Here is what I found interesting this year:
- Overall improvement in growth: In 2002 the number of missionaries dropped suddenly, and the number of converts also dropped, presumably because of the drop in missionaries. Until that time the number of missionaries serving had increased basically every year, often by more than 5% a year! This decrease is probably due to demographics—U.S. (and especially inter-mountain west) birthrates had declined a couple of decades earlier, and proportionally fewer missionaries came from the increasing proportion of members outside of the U.S.While the lower birthrate and rate of missionary service meant fewer missionaries initially, eventually the number of missionaries serving should begin to grow again. And, while the number of converts has slowly increased during the last decade, the number of missionaries has stayed level until this year, when it finally increased. I don’t know if this means that the number of missionaries will continue to increase, overcoming the drop caused by lower birthrates, or if it will take longer for the overall number of missionaries to increase in proportion with the number of members. But, the increase this year does look promising, and may lead to faster growth in coming years.
The average number of members per ward/branch is basically the same in the U.S. and Canada as it was nearly a decade ago, but outside the U.S. and Canada, the number has grown dramatically. To me this means that the change in activity rates happening in the Church isn’t due to any drop off in how faithful member of the Church in the U.S. are — instead it is due to the difficulties retaining members elsewhere. [I now feel justified in my skepticism of claims that significant numbers of Church members in the U.S. are becoming less active -- if the numbers were truly significant, the average number of members per ward would rise over the long run. The increase in inactivity appears to be all outside of the U.S. and Canada.]
Most surprising in my comparison of data from the U.S. and Canada to that of the rest of the world is that the growth in active members (measured by the growth in number of wards and branches) is actually higher in the U.S. and Canada than elsewhere! From 2002 to 2010 the number of wards and branches in the U.S. and Canada increased from 12,346 to 14,071, an increase of 14% or 1.65% a year. In contrast, the number of wards and branches outside the U.S. and Canada increased from 13,797 to 14,589, and increase of 5.75% (0.7% a year) — less than half the rate of growth in the U.S. and Canada.

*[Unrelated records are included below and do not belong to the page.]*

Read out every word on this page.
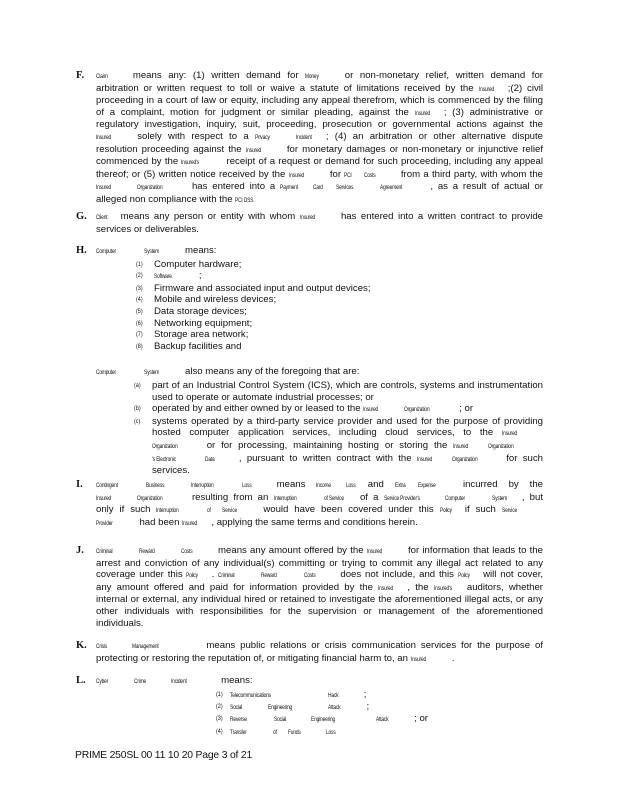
F. Claim	means any: (1) written demand for Money	or non-monetary relief, written demand for arbitration or written request to toll or waive a statute of limitations received by the Insured ;(2) civil proceeding in a court of law or equity, including any appeal therefrom, which is commenced by the filing of a complaint, motion for judgment or similar pleading, against the Insured ; (3) administrative or regulatory investigation, inquiry, suit, proceeding, prosecution or governmental actions against the Insured	solely with respect to a Privacy	Incident ; (4) an arbitration or other alternative dispute resolution proceeding against the Insured	for monetary damages or non-monetary or injunctive relief commenced by the Insured's	receipt of a request or demand for such proceeding, including any appeal thereof; or (5) written notice received by the Insured	for PCI Costs	from a third party, with whom the Insured	Organization	has entered into a Payment Card Services	Agreement	, as a result of actual or alleged non compliance with the PCI DSS.
G. Client means any person or entity with whom Insured	has entered into a written contract to provide services or deliverables.
H. Computer	System	means:
(1) Computer hardware;
(2) Software	;
(3) Firmware and associated input and output devices;
(4) Mobile and wireless devices;
(5) Data storage devices;
(6) Networking equipment;
(7) Storage area network;
(8) Backup facilities and
Computer	System	also means any of the foregoing that are:
(a) part of an Industrial Control System (ICS), which are controls, systems and instrumentation used to operate or automate industrial processes; or
(b) operated by and either owned by or leased to the Insured	Organization	; or
(c) systems operated by a third-party service provider and used for the purpose of providing hosted computer application services, including cloud services, to the InsuredOrganization	or for processing, maintaining hosting or storing the Insured	Organization's Electronic	Data	, pursuant to written contract with the Insured	Organization	for such services.
I. Contingent	Business	Interruption	Loss	means Income Loss and Extra Expense	incurred by the Insured	Organization	resulting from an Interruption	of Service of a Service Provider's	Computer	System , but only if such Interruption	of Service	would have been covered under this Policy if such ServiceProvider	had been Insured , applying the same terms and conditions herein.
J. Criminal	Reward	Costs	means any amount offered by the Insured	for information that leads to the arrest and conviction of any individual(s) committing or trying to commit any illegal act related to any coverage under this Policy . Criminal	Reward	Costs	does not include, and this Policy will not cover, any amount offered and paid for information provided by the Insured , the Insured's auditors, whether internal or external, any individual hired or retained to investigate the aforementioned illegal acts, or any other individuals with responsibilities for the supervision or management of the aforementioned individuals.
K. Crisis	Management	means public relations or crisis communication services for the purpose of protecting or restoring the reputation of, or mitigating financial harm to, an Insured	.
L. Cyber	Crime	Incident	means:
(1) Telecommunications	Hack	;
(2) Social	Engineering	Attack	;
(3) Reverse	Social	Engineering	Attack	; or
(4) Transfer	of Funds	Loss
PRIME 250SL 00 11 10 20 Page 3 of 21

In contrast, the growth rate in baptized members outside the U.S. and Canada is double that of members in these two countries. Why? I don’t think it is about missionary work — I suspect that missionary work is done the same whether in the U.S. and Canada or not. More likely, the reason lies with the many social and cultural factors that help people stay in the Church. Elsewhere, these factors are still developing, and are often not there when they are needed.
At least, that’s my theory for why. What’s yours?